= AKNS system =

In mathematics, the AKNS system is an integrable system of partial differential equations, introduced by and named after Mark J. Ablowitz, David J. Kaup, Alan C. Newell, and Harvey Segur from their publication in Studies in Applied Mathematics: Ablowitz, Kaup, Newell & Segur (1974).

==Definition==

The AKNS system is a pair of two partial differential equations for two complex-valued functions p and q of 2 variables t and x:

$p_t=+ip^2q-\frac{i}{2}p_{xx}$
$q_t=-iq^2p+\frac{i}{2}q_{xx}$

If p and q are complex conjugates this reduces to the nonlinear Schrödinger equation.

Huygens' principle applied to the Dirac operator gives rise to the AKNS hierarchy.

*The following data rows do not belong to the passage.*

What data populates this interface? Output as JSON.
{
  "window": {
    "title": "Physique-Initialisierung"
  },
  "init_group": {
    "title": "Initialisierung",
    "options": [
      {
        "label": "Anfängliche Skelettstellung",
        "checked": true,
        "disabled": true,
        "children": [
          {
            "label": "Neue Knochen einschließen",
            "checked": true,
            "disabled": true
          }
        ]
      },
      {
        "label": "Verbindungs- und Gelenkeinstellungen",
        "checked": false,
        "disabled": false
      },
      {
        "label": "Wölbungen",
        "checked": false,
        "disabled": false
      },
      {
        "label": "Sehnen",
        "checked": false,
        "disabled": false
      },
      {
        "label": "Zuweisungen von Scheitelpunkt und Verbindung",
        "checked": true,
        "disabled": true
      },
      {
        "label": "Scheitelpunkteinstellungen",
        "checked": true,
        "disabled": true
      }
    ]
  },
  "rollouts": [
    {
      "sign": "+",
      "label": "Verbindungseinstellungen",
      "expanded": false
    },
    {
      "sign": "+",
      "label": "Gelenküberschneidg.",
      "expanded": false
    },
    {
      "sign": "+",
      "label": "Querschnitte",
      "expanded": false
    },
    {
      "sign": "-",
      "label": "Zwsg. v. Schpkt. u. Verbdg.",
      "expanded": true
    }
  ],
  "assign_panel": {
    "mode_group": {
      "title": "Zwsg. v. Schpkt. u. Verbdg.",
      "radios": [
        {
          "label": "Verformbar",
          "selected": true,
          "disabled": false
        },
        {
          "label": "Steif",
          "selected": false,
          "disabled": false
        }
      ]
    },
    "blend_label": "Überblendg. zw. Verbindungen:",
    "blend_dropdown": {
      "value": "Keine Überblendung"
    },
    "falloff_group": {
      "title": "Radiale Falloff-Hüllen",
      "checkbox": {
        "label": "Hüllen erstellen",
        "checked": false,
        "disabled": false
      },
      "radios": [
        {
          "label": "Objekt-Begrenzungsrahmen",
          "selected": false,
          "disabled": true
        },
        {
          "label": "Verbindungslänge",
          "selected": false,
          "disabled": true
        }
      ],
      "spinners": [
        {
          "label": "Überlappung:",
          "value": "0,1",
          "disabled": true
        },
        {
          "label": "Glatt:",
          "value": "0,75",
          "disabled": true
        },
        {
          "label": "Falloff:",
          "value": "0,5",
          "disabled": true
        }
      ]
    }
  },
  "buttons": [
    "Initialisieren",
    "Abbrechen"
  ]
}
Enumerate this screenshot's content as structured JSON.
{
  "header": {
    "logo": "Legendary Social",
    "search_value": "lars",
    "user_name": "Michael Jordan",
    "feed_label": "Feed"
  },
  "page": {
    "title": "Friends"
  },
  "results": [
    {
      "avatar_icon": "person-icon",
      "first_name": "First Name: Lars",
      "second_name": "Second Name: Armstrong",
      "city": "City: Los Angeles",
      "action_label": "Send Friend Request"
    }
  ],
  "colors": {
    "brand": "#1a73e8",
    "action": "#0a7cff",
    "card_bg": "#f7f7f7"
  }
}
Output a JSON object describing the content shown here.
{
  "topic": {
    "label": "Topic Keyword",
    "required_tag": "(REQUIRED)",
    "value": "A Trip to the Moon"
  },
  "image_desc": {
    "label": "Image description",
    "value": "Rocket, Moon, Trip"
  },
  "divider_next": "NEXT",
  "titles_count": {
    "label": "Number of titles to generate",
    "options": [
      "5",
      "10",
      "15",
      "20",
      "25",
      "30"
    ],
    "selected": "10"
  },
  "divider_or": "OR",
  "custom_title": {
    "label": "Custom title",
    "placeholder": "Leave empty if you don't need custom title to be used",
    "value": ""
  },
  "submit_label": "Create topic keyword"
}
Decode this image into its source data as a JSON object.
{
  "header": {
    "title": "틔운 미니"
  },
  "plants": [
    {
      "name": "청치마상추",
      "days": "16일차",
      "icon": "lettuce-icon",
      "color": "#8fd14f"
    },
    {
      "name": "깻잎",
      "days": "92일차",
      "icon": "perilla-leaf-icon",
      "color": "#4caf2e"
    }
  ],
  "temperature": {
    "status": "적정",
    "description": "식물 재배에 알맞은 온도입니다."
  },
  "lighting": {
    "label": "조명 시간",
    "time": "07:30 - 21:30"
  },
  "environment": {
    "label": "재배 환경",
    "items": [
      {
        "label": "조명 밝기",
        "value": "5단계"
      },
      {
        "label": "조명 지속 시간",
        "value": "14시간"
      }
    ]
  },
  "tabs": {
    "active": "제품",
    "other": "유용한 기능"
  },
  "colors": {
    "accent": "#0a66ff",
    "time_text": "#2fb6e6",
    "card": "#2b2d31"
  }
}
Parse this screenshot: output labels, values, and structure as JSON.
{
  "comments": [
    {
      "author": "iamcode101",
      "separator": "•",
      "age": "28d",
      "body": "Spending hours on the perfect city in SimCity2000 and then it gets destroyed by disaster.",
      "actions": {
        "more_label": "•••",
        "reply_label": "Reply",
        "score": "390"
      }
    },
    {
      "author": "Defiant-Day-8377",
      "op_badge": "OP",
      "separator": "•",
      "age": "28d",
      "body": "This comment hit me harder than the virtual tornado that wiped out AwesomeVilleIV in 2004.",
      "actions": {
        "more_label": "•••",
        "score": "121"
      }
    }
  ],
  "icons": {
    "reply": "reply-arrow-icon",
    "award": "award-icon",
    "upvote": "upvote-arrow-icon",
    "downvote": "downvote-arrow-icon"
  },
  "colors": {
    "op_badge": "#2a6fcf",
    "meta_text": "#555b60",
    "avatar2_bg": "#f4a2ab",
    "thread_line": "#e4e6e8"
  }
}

== Applications to General Relativity ==
In October of 2021, the dynamics of three-dimensional (extremal) black holes on General Relativity with negative cosmological constant were shown equivalent to two independent copies of the AKNS system. This duality was addressed through the imposition of suitable boundary conditions to the Chern-Simons action. In this scheme, the involution of conserved charges of the AKNS system yields an infinite-dimensional commuting asymptotic symmetry algebra of gravitational charges.